Elle sera en outre condamnée à payer à la SAS Foncière Quadral, la somme de 1000 euros, sur le fondement des dispositions de l’article 700, au titre des frais exposés par la demanderesse pour assurer la préservation de ses droits, qu’il serait inéquitable de laisser à sa charge.

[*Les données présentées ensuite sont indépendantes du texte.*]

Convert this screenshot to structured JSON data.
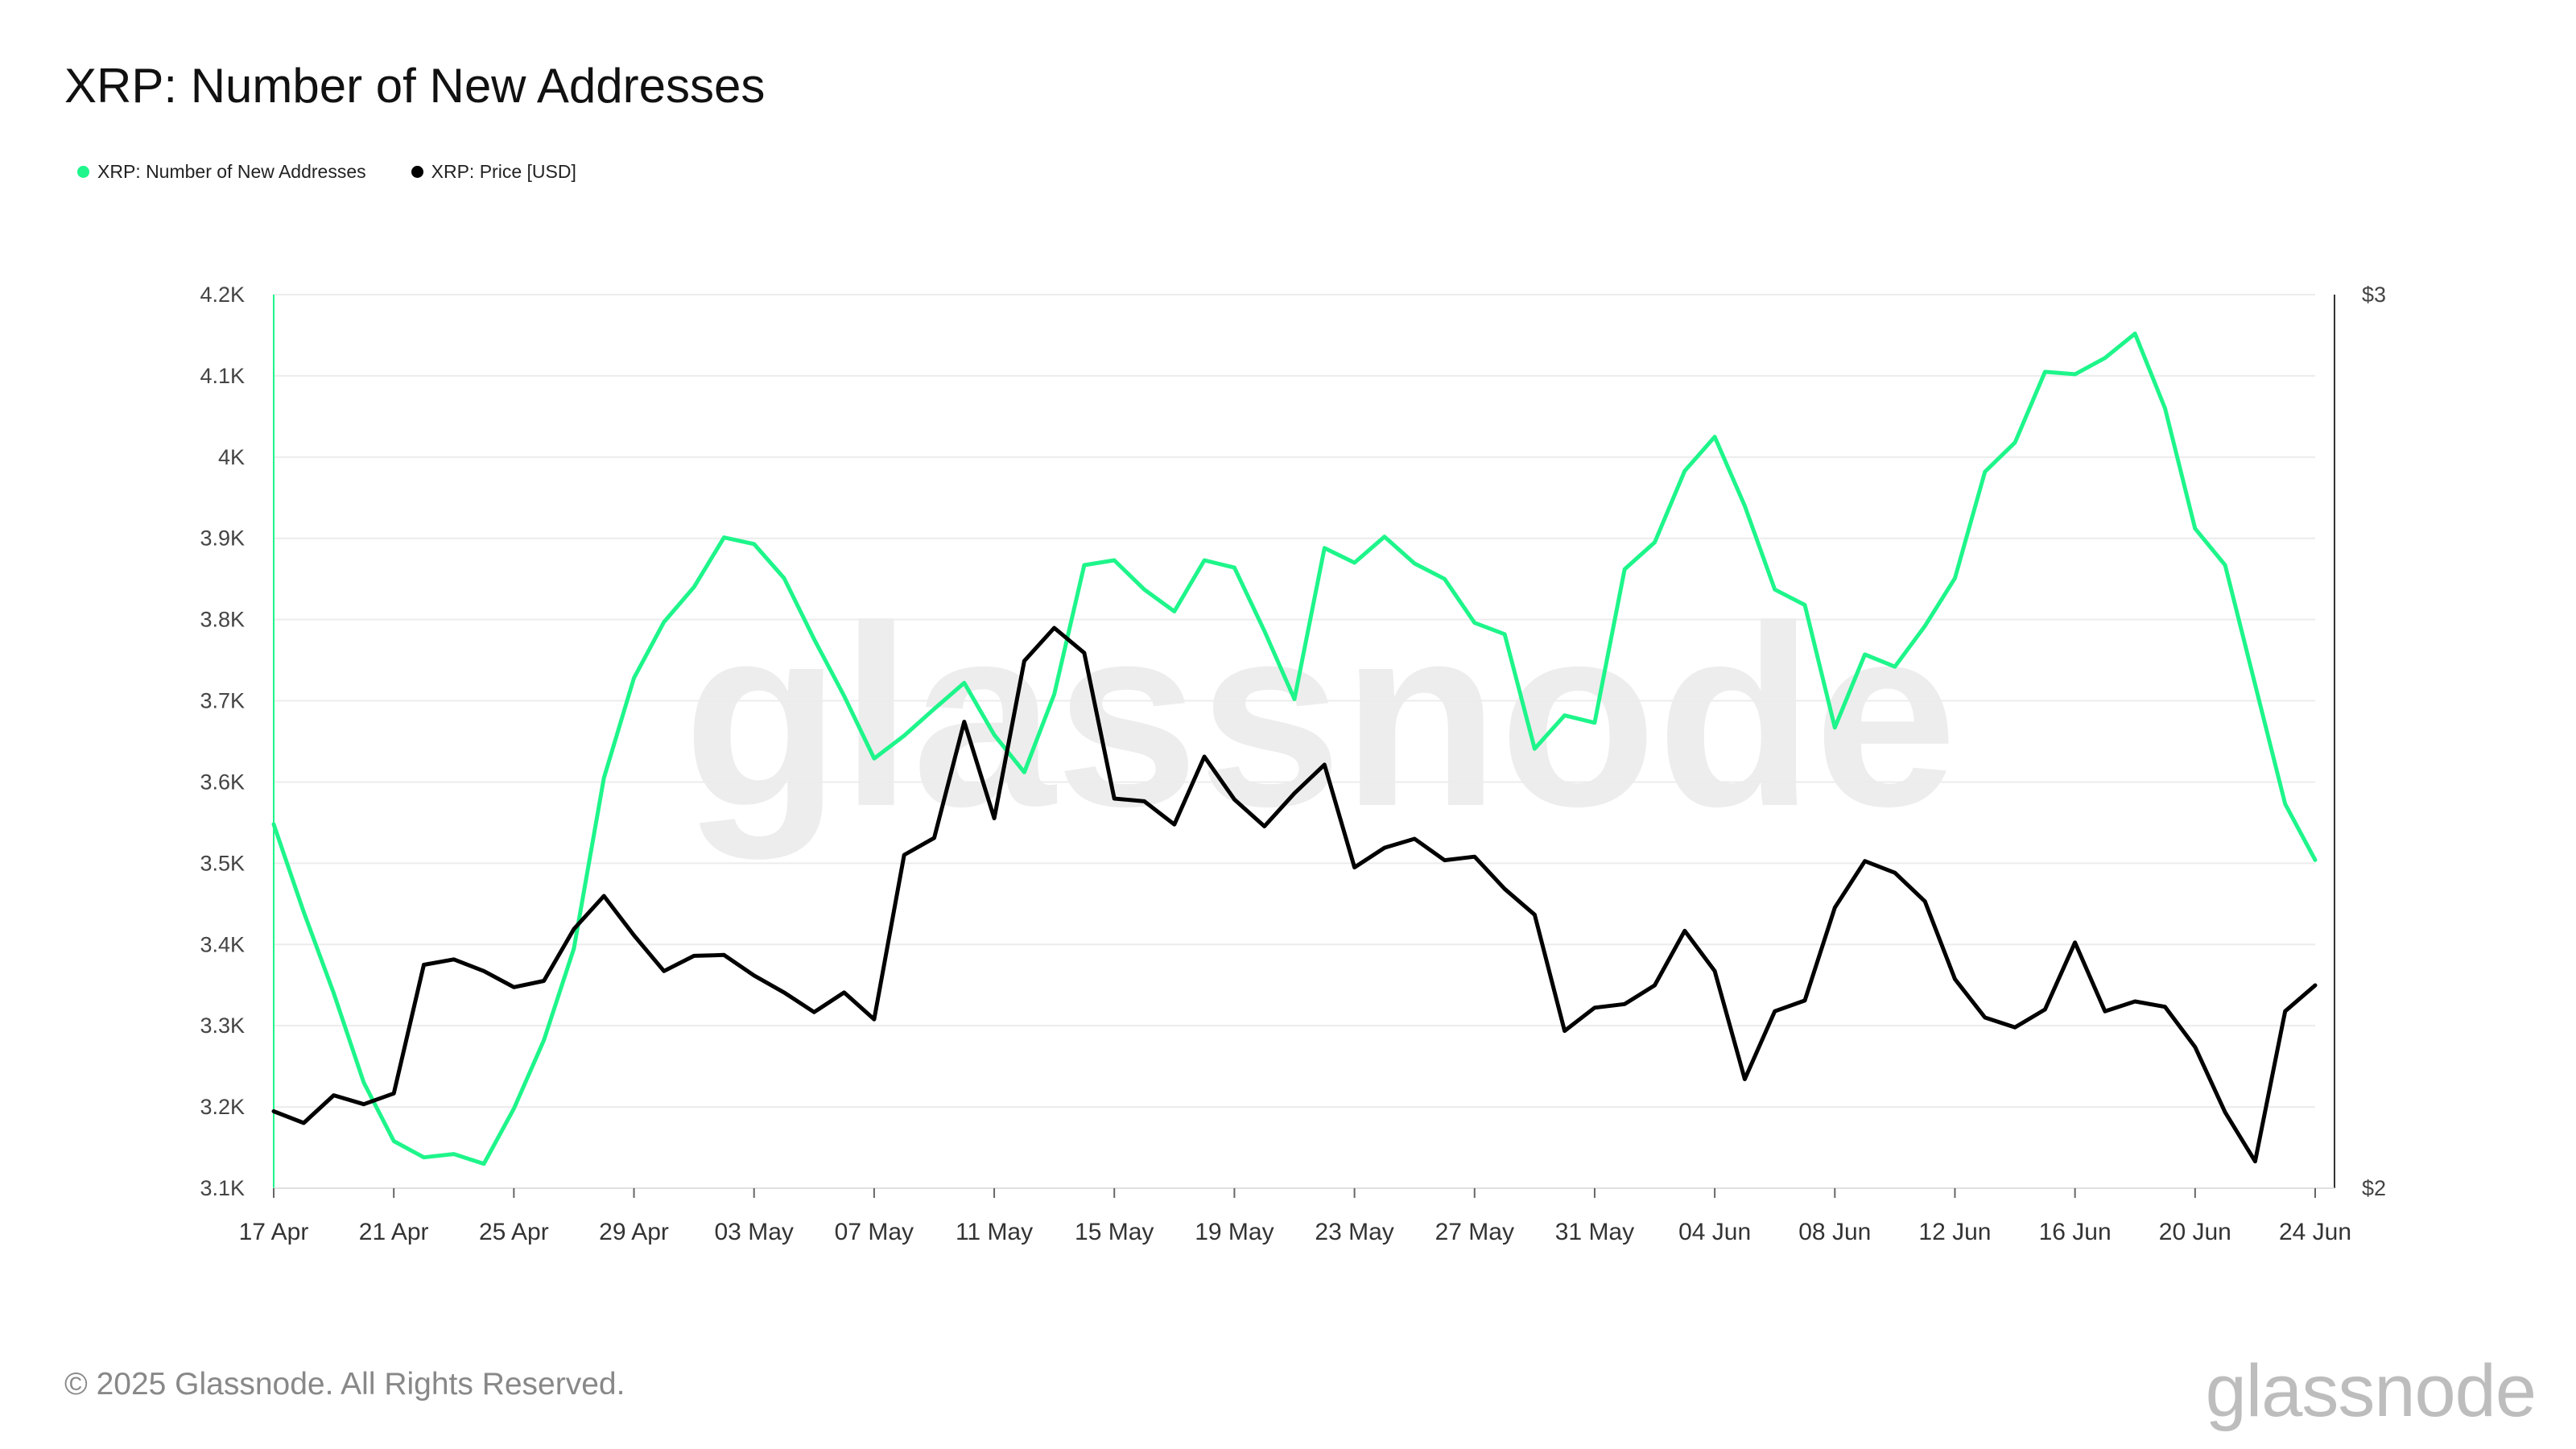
{
  "title": "XRP: Number of New Addresses",
  "legend": [
    {
      "label": "XRP: Number of New Addresses",
      "color": "#1ef58a"
    },
    {
      "label": "XRP: Price [USD]",
      "color": "#000000"
    }
  ],
  "copyright": "© 2025 Glassnode. All Rights Reserved.",
  "brand": "glassnode",
  "watermark": "glassnode",
  "chart_data": {
    "type": "line",
    "x_start": "2025-04-17",
    "x_tick_labels": [
      "17 Apr",
      "21 Apr",
      "25 Apr",
      "29 Apr",
      "03 May",
      "07 May",
      "11 May",
      "15 May",
      "19 May",
      "23 May",
      "27 May",
      "31 May",
      "04 Jun",
      "08 Jun",
      "12 Jun",
      "16 Jun",
      "20 Jun",
      "24 Jun"
    ],
    "y_left": {
      "ticks": [
        "3.1K",
        "3.2K",
        "3.3K",
        "3.4K",
        "3.5K",
        "3.6K",
        "3.7K",
        "3.8K",
        "3.9K",
        "4K",
        "4.1K",
        "4.2K"
      ],
      "range": [
        3100,
        4200
      ]
    },
    "y_right": {
      "ticks": [
        "$2",
        "$3"
      ],
      "range": [
        2,
        3
      ]
    },
    "grid": true,
    "legend_position": "top-left",
    "series": [
      {
        "name": "XRP: Number of New Addresses",
        "axis": "left",
        "color": "#1ef58a",
        "values": [
          3548,
          3440,
          3340,
          3230,
          3158,
          3138,
          3142,
          3130,
          3198,
          3282,
          3395,
          3605,
          3728,
          3797,
          3840,
          3901,
          3893,
          3851,
          3776,
          3706,
          3629,
          3657,
          3690,
          3722,
          3658,
          3612,
          3708,
          3867,
          3873,
          3837,
          3810,
          3873,
          3864,
          3786,
          3702,
          3888,
          3870,
          3902,
          3869,
          3850,
          3796,
          3782,
          3641,
          3682,
          3673,
          3862,
          3895,
          3983,
          4025,
          3940,
          3837,
          3818,
          3667,
          3757,
          3742,
          3792,
          3851,
          3982,
          4018,
          4105,
          4102,
          4122,
          4152,
          4060,
          3912,
          3867,
          3720,
          3573,
          3504
        ]
      },
      {
        "name": "XRP: Price [USD]",
        "axis": "right",
        "color": "#000000",
        "values": [
          2.086,
          2.073,
          2.104,
          2.094,
          2.106,
          2.25,
          2.256,
          2.243,
          2.225,
          2.232,
          2.29,
          2.327,
          2.283,
          2.243,
          2.26,
          2.261,
          2.238,
          2.219,
          2.197,
          2.219,
          2.189,
          2.373,
          2.392,
          2.522,
          2.414,
          2.59,
          2.627,
          2.599,
          2.436,
          2.433,
          2.407,
          2.483,
          2.435,
          2.405,
          2.442,
          2.474,
          2.359,
          2.381,
          2.391,
          2.367,
          2.371,
          2.335,
          2.306,
          2.176,
          2.202,
          2.206,
          2.227,
          2.288,
          2.243,
          2.122,
          2.198,
          2.21,
          2.314,
          2.366,
          2.353,
          2.321,
          2.234,
          2.191,
          2.18,
          2.2,
          2.275,
          2.198,
          2.209,
          2.203,
          2.158,
          2.085,
          2.03,
          2.198,
          2.227
        ]
      }
    ]
  }
}
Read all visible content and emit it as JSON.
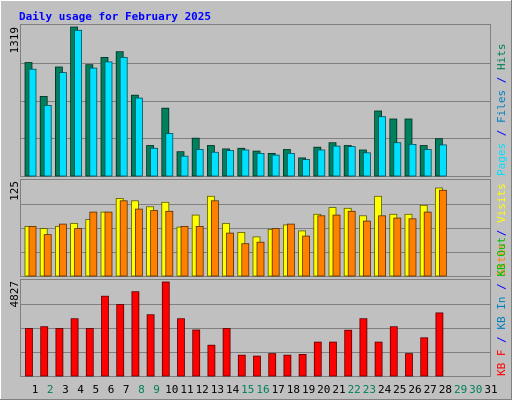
{
  "title": "Daily usage for February 2025",
  "colors": {
    "background": "#c0c0c0",
    "title": "#0000ff",
    "hits": "#00805c",
    "files": "#00e0ff",
    "visits": "#ffff00",
    "sites": "#ff8000",
    "kb_f": "#ff0000",
    "kb_in": "#0080c0",
    "kb_out": "#00c000",
    "day_weekday": "#000000",
    "day_weekend": "#00805c",
    "gridline": "#808080"
  },
  "chart_data": [
    {
      "type": "bar",
      "panel": "top",
      "max_label": "1319",
      "ylim": [
        0,
        1319
      ],
      "side_label": [
        {
          "text": "Pages",
          "color": "#00e0ff"
        },
        {
          "text": " / ",
          "color": "#0000ff"
        },
        {
          "text": "Files",
          "color": "#0080c0"
        },
        {
          "text": " / ",
          "color": "#0000ff"
        },
        {
          "text": "Hits",
          "color": "#00805c"
        }
      ],
      "categories": [
        "1",
        "2",
        "3",
        "4",
        "5",
        "6",
        "7",
        "8",
        "9",
        "10",
        "11",
        "12",
        "13",
        "14",
        "15",
        "16",
        "17",
        "18",
        "19",
        "20",
        "21",
        "22",
        "23",
        "24",
        "25",
        "26",
        "27",
        "28"
      ],
      "series": [
        {
          "name": "Hits",
          "color": "#00805c",
          "values": [
            1005,
            705,
            965,
            1319,
            985,
            1050,
            1100,
            715,
            270,
            600,
            215,
            335,
            270,
            240,
            245,
            220,
            200,
            235,
            160,
            255,
            295,
            270,
            230,
            575,
            505,
            505,
            270,
            330
          ]
        },
        {
          "name": "Files",
          "color": "#00e0ff",
          "values": [
            945,
            625,
            915,
            1290,
            955,
            1010,
            1050,
            690,
            245,
            375,
            175,
            235,
            210,
            225,
            230,
            200,
            185,
            200,
            145,
            230,
            265,
            260,
            205,
            525,
            295,
            280,
            235,
            275
          ]
        }
      ]
    },
    {
      "type": "bar",
      "panel": "middle",
      "max_label": "125",
      "ylim": [
        0,
        125
      ],
      "side_label": [
        {
          "text": "Sites",
          "color": "#ff8000"
        },
        {
          "text": " / ",
          "color": "#0000ff"
        },
        {
          "text": "Visits",
          "color": "#ffff00"
        }
      ],
      "categories": [
        "1",
        "2",
        "3",
        "4",
        "5",
        "6",
        "7",
        "8",
        "9",
        "10",
        "11",
        "12",
        "13",
        "14",
        "15",
        "16",
        "17",
        "18",
        "19",
        "20",
        "21",
        "22",
        "23",
        "24",
        "25",
        "26",
        "27",
        "28"
      ],
      "series": [
        {
          "name": "Visits",
          "color": "#ffff00",
          "values": [
            66,
            63,
            66,
            70,
            75,
            85,
            103,
            100,
            92,
            98,
            65,
            81,
            106,
            70,
            58,
            52,
            62,
            68,
            60,
            82,
            91,
            90,
            80,
            106,
            82,
            82,
            94,
            117
          ]
        },
        {
          "name": "Sites",
          "color": "#ff8000",
          "values": [
            66,
            55,
            69,
            63,
            85,
            85,
            100,
            89,
            87,
            86,
            66,
            66,
            100,
            57,
            43,
            45,
            63,
            69,
            53,
            80,
            81,
            86,
            73,
            80,
            77,
            76,
            85,
            114
          ]
        }
      ]
    },
    {
      "type": "bar",
      "panel": "bottom",
      "max_label": "4827",
      "ylim": [
        0,
        4827
      ],
      "side_label": [
        {
          "text": "KB F",
          "color": "#ff0000"
        },
        {
          "text": " / ",
          "color": "#0000ff"
        },
        {
          "text": "KB In",
          "color": "#0080c0"
        },
        {
          "text": " / ",
          "color": "#0000ff"
        },
        {
          "text": "KB Out",
          "color": "#00c000"
        }
      ],
      "categories": [
        "1",
        "2",
        "3",
        "4",
        "5",
        "6",
        "7",
        "8",
        "9",
        "10",
        "11",
        "12",
        "13",
        "14",
        "15",
        "16",
        "17",
        "18",
        "19",
        "20",
        "21",
        "22",
        "23",
        "24",
        "25",
        "26",
        "27",
        "28"
      ],
      "series": [
        {
          "name": "KB F",
          "color": "#ff0000",
          "values": [
            2440,
            2530,
            2440,
            2940,
            2440,
            4100,
            3670,
            4330,
            3150,
            4827,
            2940,
            2360,
            1580,
            2440,
            1070,
            1020,
            1150,
            1070,
            1110,
            1740,
            1740,
            2350,
            2940,
            1740,
            2530,
            1150,
            1960,
            3240
          ]
        }
      ]
    }
  ],
  "days": [
    {
      "label": "1",
      "weekend": false
    },
    {
      "label": "2",
      "weekend": true
    },
    {
      "label": "3",
      "weekend": false
    },
    {
      "label": "4",
      "weekend": false
    },
    {
      "label": "5",
      "weekend": false
    },
    {
      "label": "6",
      "weekend": false
    },
    {
      "label": "7",
      "weekend": false
    },
    {
      "label": "8",
      "weekend": true
    },
    {
      "label": "9",
      "weekend": true
    },
    {
      "label": "10",
      "weekend": false
    },
    {
      "label": "11",
      "weekend": false
    },
    {
      "label": "12",
      "weekend": false
    },
    {
      "label": "13",
      "weekend": false
    },
    {
      "label": "14",
      "weekend": false
    },
    {
      "label": "15",
      "weekend": true
    },
    {
      "label": "16",
      "weekend": true
    },
    {
      "label": "17",
      "weekend": false
    },
    {
      "label": "18",
      "weekend": false
    },
    {
      "label": "19",
      "weekend": false
    },
    {
      "label": "20",
      "weekend": false
    },
    {
      "label": "21",
      "weekend": false
    },
    {
      "label": "22",
      "weekend": true
    },
    {
      "label": "23",
      "weekend": true
    },
    {
      "label": "24",
      "weekend": false
    },
    {
      "label": "25",
      "weekend": false
    },
    {
      "label": "26",
      "weekend": false
    },
    {
      "label": "27",
      "weekend": false
    },
    {
      "label": "28",
      "weekend": false
    },
    {
      "label": "29",
      "weekend": true
    },
    {
      "label": "30",
      "weekend": true
    },
    {
      "label": "31",
      "weekend": false
    }
  ]
}
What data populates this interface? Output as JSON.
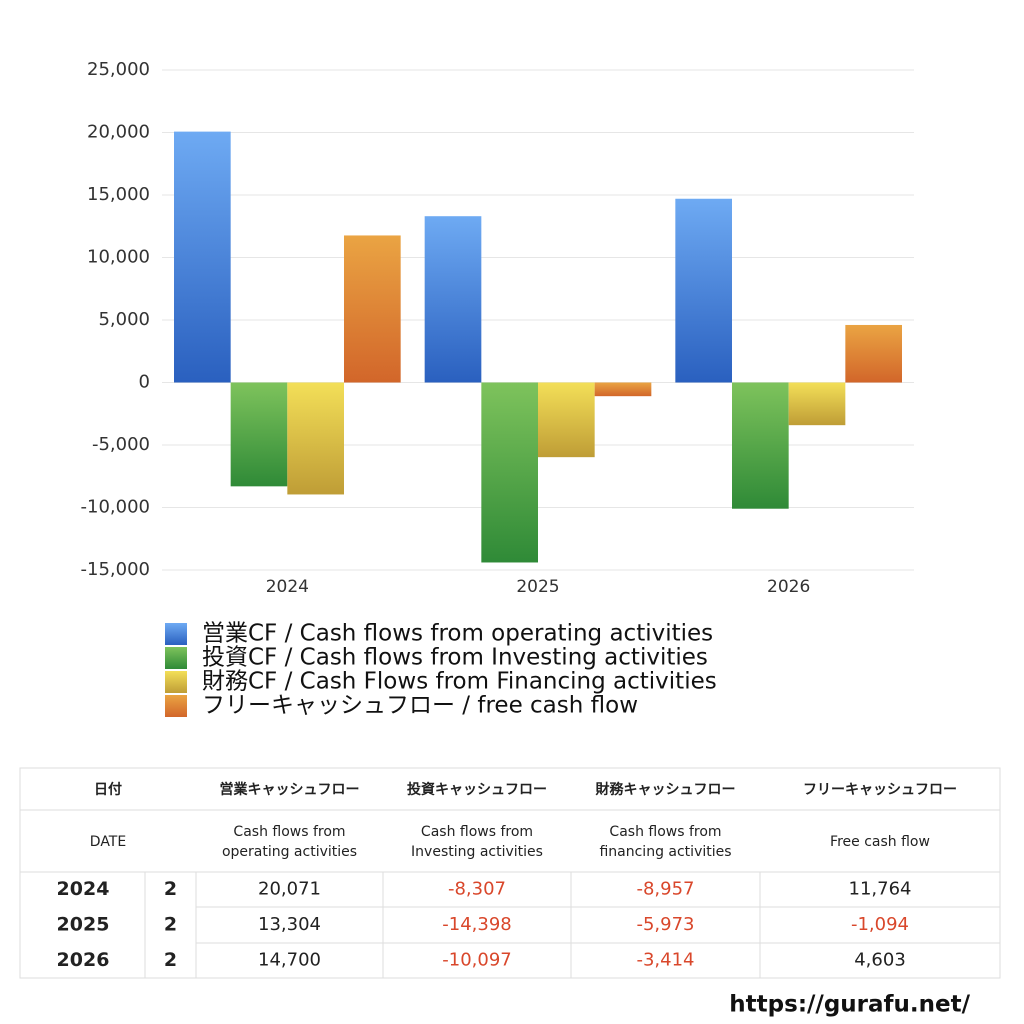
{
  "chart_data": {
    "type": "bar",
    "categories": [
      "2024",
      "2025",
      "2026"
    ],
    "series": [
      {
        "name": "営業CF / Cash flows from operating activities",
        "gradient": [
          "#6eaaf3",
          "#2a60bf"
        ],
        "values": [
          20071,
          13304,
          14700
        ]
      },
      {
        "name": "投資CF / Cash flows from Investing activities",
        "gradient": [
          "#7ec35c",
          "#2f8a37"
        ],
        "values": [
          -8307,
          -14398,
          -10097
        ]
      },
      {
        "name": "財務CF / Cash Flows from Financing activities",
        "gradient": [
          "#f3df58",
          "#bf9d36"
        ],
        "values": [
          -8957,
          -5973,
          -3414
        ]
      },
      {
        "name": "フリーキャッシュフロー / free cash flow",
        "gradient": [
          "#eaa443",
          "#d2662a"
        ],
        "values": [
          11764,
          -1094,
          4603
        ]
      }
    ],
    "ylim": [
      -15000,
      25000
    ],
    "yticks": [
      {
        "value": -15000,
        "label": "-15,000"
      },
      {
        "value": -10000,
        "label": "-10,000"
      },
      {
        "value": -5000,
        "label": "-5,000"
      },
      0,
      {
        "value": 5000,
        "label": "5,000"
      },
      {
        "value": 10000,
        "label": "10,000"
      },
      {
        "value": 15000,
        "label": "15,000"
      },
      {
        "value": 20000,
        "label": "20,000"
      },
      {
        "value": 25000,
        "label": "25,000"
      }
    ],
    "grid": true
  },
  "table": {
    "header_ja": [
      "日付",
      "営業キャッシュフロー",
      "投資キャッシュフロー",
      "財務キャッシュフロー",
      "フリーキャッシュフロー"
    ],
    "header_en": [
      [
        "DATE"
      ],
      [
        "Cash flows from",
        "operating activities"
      ],
      [
        "Cash flows from",
        "Investing activities"
      ],
      [
        "Cash flows from",
        "financing activities"
      ],
      [
        "Free cash flow"
      ]
    ],
    "rows": [
      [
        "2024",
        "2",
        "20,071",
        "-8,307",
        "-8,957",
        "11,764"
      ],
      [
        "2025",
        "2",
        "13,304",
        "-14,398",
        "-5,973",
        "-1,094"
      ],
      [
        "2026",
        "2",
        "14,700",
        "-10,097",
        "-3,414",
        "4,603"
      ]
    ]
  },
  "footer": "https://gurafu.net/"
}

La présente décision est assortie de l’exécution provisoire de droit.
PAR CES MOTIFS
Statuant en référés, par décision réputée contradictoire et en premier ressort, mise à disposition au greffe,
Constatons l’acquisition à effet du 19 décembre 2024, de la clause résolutoire contenue dans le contrat de bail du 27 février 2006, portant sur les locaux situés à [Adresse 1] à [Localité 7] (59),
Ordonnons, à défaut de restitution volontaire des lieux dans les quinze jours de la signification de la présente ordonnance, l’expulsion de la SARL Benn et de tout occupant de son chef des lieux situés [Adresse 1] à [Localité 7] (59), avec le concours, en tant que de besoin, de la force publique et d’un serrurier,
Disons n’y avoir lieu au prononcé d’une astreinte,
Disons, en cas de besoin, que le sort des meubles sera réglé conformément aux articles L. 433-1 et suivants et R. 433-1 et suivants du code des procédures civiles d’exécution,
Fixons à titre provisionnel, l’indemnité mensuelle d’occupation au montant du loyer et des charges qui auraient été dus si le bail s’était poursuivi, à compter du 20 décembre 2024,
Condamnons à titre provisionnel la SARL Benn au paiement de cette indemnité et ce, jusqu’à libération effective des lieux,
Condamnons la SARL Benn à payer à la SAS Foncière Quadral la somme provisionnelle de 7063,12 euros (sept mille soixante-trois euros et douze centimes) au titre de l’arriéré de loyers, charges et taxes et indemnités d’occupation, selon décompte arrêté au 18 novembre 2024, terme d’octobre 2024 inclus,
Disons que les sommes dues porteront intérêts au taux légal à compter du commandement de payer,
Condamnons la SARL Benn à payer à la SAS Foncière Quadral la somme de 1000 euros (mille euros) au titre de l’article 700 du code de procédure civile,
Condamnons la SARL Benn aux dépens, y incluant les frais de commandement de payer du 19 novembre 2024,
Rappelons que l’exécution provisoire est de droit.
La présente ordonnance a été signée par le juge et le greffier.